Çalışma Ortamı Dergisi, Sayı : 86 Yıl : Mayıs Haziran 2006
Giriş:
Günümüzde, küreselleşmenin en belirgin özelliklerinden biri, insanların, bölgeler, ülkeler ve kıtalar arasındaki hareketliliğinin artmasıdır. Sermaye, mal ve hizmetlerin hareketliliğinin yanında, daha sıkı düzenleme alanı bulduğu için sermaye, mal ve hizmet hareketliliği kadar olmasa da, işgücünün de kısa ve uzun dönem hareketleri de artmış bulunmaktadır. İnsanlar, tarih boyunca, en genel anlamda, daha iyi yaşam standartları yakalamak amacıyla, bir yerden diğer bir yere göç etmişlerdir. Küreselleşmenin yarattığı ortam içinde, günümüzdeki göç hareketlerinin en önemli özelliklerinden biri, göçün, bireysel tercihler sonucu ortaya çıkmaktan çok, adeta bir zorunluluk olarak ortaya çıkmakta olmasıdır. Bu anlamda, göç akımları her geçen gün artmakta, göç sonucu ortaya çıkan bazı olumsuz etkilerden ise, bir risk grubu olarak kadınlar öncelikli olarak etkilenmektedir. Bu çalışmada, küreselleşme ve uluslararası göç arasındaki bağlantılar incelendikten sonra, uluslararası göçmen grupları içersinde öncelikli paya sahip, nitelikli ve niteliksiz kadın göçmen grupları açısından, toplumsal cinsiyetçi işbölümü çerçevesinde, göçün etkileri ortaya konmaya çalışılacaktır.

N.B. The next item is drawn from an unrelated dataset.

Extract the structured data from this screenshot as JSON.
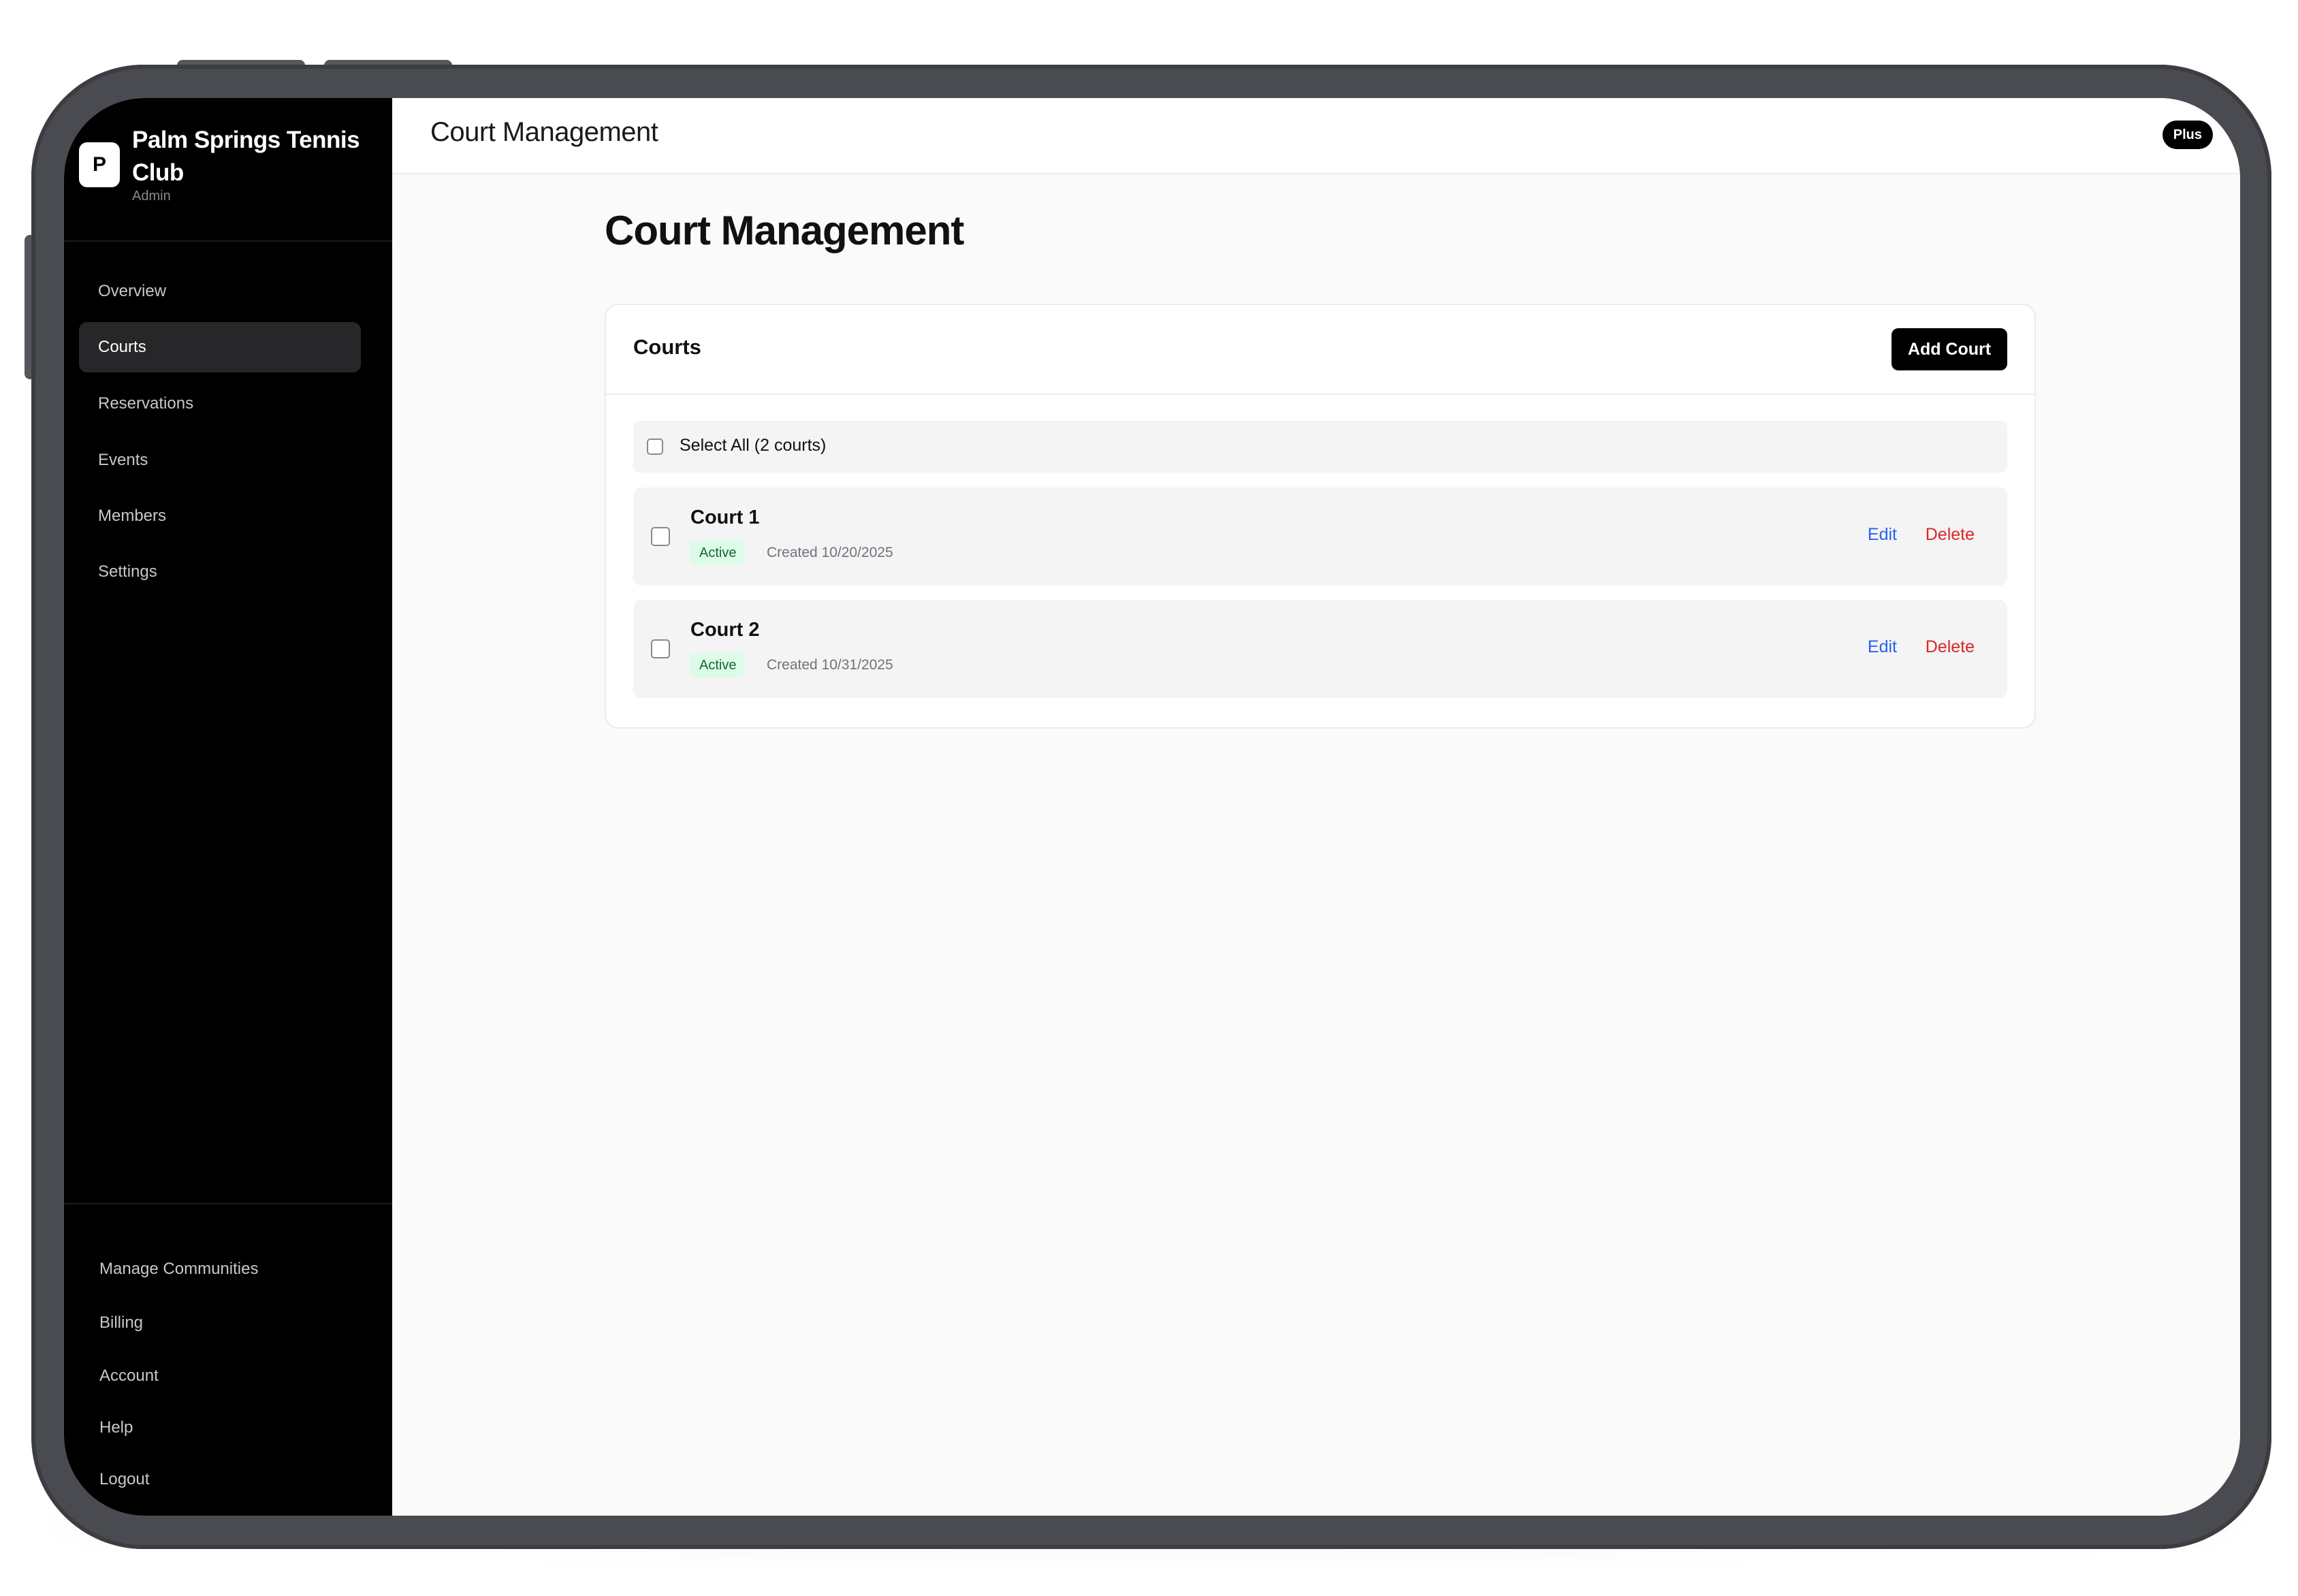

1. Küreselleşme ve Uluslararası Göçlerin Artışı:
Günümüzde, uluslararası göçlerin artışındaki temel etken, küreselleşmenin yarattığı ortam içinde, zenginliğin dünyanın gelişmiş ülkelerine, yoksulluğunun ise az gelişmiş ya da gelişmekte olan ülkelere yoğunlaşması ile sonuçlanan, küresel gelir dağılımı adaletinin bozulması ve yoksulluğun önemli ölçüde artmasıdır. Nitekim, 2005 yılı Uluslararası Göç Örgütü’(IOM)nün göç raporuna göre, uluslararası göçmenler, başta ABD olmak üzere Kuzey Amerika ülkeleri, Avrupa ülkeleri ve Avustralya gibi, dünyanın belli başlı az sayıda gelişmiş ülkesinde yoğunlaşmaktadır. BM verilerine göre, 2000 yılında dünyada 175 milyon uluslararası göçmen bulunmaktadır. 1960 yılında, dünyada 76 milyon göçmen olduğu göz önüne alındığında, 40 yıllık dönemde, dünyadaki göçmen sayısının neredeyse üç kat arttığı görülmektedir. Söz konusu dönem içerisindeki en büyük artış ise, 1990-2000 yılları arasında, Doğu Bloku’nun çökmesi ile birlikte, piyasa ekonomisine geçiş sürecinin yarattığı ekonomik, sosyal ve politik sıkıntılar sonucu, doğu-batı atılımlı göç hareketlerinde yaşanan artıştır. 1970-1980 yılları arasında, uluslararası göçmen sayısı 18 milyon kişi artarken, 1990-2000 yılları arasındaki artış 21 milyon olarak gerçekleşmiştir(IOM,2005:380). Küreselleşme ile birlikte, uluslararası göç akımlarında yeni hedef bölgeler de ortaya çıkmakta, özellikle finans, turizm akımlarındaki hareketliliğe bağlı olarak, Güney ve Güneydoğu Asya ülkeleri de, dışarıdan göçmen işgücü çeken bölgeler halini almaktadır. Cinsiyet açısından bakıldığında ise, kadınlar uluslararası göçmenlerin yarısını oluşturmaktadır(IOM, 2005:380-381).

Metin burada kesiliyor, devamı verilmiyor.